I don't care if you are Al Roker or Willard Scott, no one can honestly estimate the wrath of a storm. We can't control them or stop them. How does the Psalm go? Though the mountains shake in the heart of the sea, though its waters roar and foam... (Psalm 46). Well, it seems like Jesus was having one of those days. We find Jesus on the shore after crossing the gliding waters of the Sea of Galilee where Jews caught fish and Jesus caught disciples.
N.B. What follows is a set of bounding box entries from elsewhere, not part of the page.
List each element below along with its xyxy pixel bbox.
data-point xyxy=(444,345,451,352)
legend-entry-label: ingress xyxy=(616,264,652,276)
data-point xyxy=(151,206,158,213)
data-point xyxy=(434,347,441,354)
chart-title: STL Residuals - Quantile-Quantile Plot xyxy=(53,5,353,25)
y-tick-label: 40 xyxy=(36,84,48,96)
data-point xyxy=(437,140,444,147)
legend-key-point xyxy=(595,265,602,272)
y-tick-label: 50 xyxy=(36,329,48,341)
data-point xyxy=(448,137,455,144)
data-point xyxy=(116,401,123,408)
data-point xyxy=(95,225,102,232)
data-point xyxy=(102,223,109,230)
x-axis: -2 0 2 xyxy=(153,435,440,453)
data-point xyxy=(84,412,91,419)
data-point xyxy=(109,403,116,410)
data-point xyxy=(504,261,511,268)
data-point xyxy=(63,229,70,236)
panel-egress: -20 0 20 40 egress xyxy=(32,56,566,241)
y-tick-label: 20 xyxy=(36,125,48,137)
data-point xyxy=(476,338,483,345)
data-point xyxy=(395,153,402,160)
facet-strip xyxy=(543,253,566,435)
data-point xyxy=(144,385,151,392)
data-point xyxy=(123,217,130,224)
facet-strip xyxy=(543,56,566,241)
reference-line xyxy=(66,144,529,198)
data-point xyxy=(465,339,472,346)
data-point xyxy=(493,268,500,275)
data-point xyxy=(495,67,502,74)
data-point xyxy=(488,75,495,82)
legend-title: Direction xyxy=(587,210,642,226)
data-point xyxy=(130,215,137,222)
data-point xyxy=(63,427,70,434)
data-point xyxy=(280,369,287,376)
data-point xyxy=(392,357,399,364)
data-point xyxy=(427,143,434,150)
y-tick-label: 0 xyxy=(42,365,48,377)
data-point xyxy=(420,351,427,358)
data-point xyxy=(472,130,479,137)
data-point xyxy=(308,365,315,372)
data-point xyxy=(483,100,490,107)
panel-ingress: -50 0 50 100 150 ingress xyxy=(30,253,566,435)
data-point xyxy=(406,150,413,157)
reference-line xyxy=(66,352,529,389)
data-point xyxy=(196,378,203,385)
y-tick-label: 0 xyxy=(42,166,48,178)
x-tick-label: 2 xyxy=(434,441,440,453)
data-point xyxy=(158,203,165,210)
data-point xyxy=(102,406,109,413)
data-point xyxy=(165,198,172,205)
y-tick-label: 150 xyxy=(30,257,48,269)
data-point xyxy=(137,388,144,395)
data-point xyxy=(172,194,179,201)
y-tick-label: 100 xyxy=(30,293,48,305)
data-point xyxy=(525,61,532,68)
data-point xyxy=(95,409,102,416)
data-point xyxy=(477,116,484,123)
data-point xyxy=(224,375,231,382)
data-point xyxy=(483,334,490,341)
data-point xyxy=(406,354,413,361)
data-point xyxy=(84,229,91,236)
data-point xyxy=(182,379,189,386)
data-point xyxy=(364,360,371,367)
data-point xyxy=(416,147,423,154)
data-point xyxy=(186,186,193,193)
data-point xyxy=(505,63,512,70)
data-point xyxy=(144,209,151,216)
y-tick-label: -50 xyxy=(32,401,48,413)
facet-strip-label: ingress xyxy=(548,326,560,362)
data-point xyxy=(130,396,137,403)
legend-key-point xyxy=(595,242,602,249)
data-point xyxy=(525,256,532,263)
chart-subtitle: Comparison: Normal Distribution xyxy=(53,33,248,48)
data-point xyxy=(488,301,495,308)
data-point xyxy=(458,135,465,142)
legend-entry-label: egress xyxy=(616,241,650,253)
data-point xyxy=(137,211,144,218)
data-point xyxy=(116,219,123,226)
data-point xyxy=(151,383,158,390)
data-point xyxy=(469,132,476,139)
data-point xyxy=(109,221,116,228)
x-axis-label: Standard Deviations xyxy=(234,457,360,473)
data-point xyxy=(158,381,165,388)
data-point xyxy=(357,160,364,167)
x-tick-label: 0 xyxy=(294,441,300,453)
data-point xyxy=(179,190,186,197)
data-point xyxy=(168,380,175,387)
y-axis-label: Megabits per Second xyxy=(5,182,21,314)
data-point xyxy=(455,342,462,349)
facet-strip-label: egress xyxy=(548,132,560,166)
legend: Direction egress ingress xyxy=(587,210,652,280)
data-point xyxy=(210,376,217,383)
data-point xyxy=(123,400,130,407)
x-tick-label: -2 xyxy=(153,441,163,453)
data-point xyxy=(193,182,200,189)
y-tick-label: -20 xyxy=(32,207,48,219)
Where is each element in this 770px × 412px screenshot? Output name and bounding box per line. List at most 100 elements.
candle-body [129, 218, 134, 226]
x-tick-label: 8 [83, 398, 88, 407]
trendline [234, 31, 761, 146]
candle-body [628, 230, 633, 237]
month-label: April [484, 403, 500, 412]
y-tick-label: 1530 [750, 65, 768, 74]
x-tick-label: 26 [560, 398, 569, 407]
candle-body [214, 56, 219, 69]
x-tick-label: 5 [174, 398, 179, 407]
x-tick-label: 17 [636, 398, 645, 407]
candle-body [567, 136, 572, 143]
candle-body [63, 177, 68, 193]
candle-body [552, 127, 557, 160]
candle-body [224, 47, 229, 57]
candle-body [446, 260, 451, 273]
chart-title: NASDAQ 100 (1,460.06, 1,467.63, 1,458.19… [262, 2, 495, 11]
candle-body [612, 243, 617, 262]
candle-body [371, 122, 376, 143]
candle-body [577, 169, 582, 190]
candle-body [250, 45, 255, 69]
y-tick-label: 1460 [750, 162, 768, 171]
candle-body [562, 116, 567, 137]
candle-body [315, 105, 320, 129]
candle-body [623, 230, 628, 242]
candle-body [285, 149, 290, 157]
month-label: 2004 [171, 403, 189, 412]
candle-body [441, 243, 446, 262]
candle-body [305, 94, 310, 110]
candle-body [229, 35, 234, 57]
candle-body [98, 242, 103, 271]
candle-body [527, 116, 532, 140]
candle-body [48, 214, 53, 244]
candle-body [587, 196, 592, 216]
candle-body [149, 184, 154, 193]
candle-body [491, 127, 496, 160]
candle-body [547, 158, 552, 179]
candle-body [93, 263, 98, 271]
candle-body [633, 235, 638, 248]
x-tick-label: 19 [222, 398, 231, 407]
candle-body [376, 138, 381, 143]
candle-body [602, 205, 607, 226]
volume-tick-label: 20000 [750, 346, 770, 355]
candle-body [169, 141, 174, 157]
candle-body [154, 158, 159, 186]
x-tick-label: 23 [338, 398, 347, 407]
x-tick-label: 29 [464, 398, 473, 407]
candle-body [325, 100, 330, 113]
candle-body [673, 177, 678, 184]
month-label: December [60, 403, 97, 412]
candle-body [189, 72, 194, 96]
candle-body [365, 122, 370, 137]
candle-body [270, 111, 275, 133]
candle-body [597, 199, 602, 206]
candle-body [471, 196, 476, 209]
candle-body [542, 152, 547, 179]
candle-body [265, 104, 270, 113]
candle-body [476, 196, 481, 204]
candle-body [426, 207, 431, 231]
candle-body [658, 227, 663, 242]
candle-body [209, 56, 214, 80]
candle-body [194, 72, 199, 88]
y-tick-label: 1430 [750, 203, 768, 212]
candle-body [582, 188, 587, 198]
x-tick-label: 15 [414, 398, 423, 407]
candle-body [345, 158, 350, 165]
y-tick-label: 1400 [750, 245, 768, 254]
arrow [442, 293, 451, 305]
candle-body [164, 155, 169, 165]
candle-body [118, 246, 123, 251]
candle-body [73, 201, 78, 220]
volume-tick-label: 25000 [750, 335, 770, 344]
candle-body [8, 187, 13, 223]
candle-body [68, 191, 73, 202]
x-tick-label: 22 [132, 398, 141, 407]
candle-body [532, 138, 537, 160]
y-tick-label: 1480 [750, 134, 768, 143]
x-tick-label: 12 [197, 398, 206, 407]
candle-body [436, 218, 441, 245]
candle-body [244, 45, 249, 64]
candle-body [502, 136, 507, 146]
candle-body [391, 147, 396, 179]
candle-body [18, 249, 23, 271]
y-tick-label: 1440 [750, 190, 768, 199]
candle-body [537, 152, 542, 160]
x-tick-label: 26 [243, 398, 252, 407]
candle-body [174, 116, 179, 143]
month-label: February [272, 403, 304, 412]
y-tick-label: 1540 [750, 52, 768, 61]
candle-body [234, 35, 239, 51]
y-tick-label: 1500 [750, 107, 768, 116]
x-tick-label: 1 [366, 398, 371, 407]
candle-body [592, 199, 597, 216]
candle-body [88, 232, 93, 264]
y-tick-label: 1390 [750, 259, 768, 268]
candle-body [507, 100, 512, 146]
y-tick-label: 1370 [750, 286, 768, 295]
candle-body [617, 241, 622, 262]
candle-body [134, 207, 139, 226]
But as you know, this trip with his fearful disciples was not smooth sailing. And come to find out, the raging sea wasn't the only storm Jesus commanded that day. Hear what happens when Jesus lands on the east side, the Gentile side of the lake, in the Gospel of Luke 8:26-27. Then they arrived at the country of the Gerasenes, which is opposite Galilee. As he stepped out on land, a man of the city who had demons met him. For a long time, he had worn no clothes, and he did not live in a house but in the tombs. When he saw Jesus, he fell down before him and shouted at the top of his voice, "What have you to do with me, Jesus Son of the Most High God? I beg you, do not torment me." - for Jesus had commanded the unclean spirit to come out of the man. (For many times it had seized him; he was kept under guard and bound with chains and shackles, but he would break the bonds and be driven by the demon into the wilds.) Jesus then asked him, "What is your name?" He said, "Legion"; for many demons had entered him. They begged him not to order them to go back into the abyss.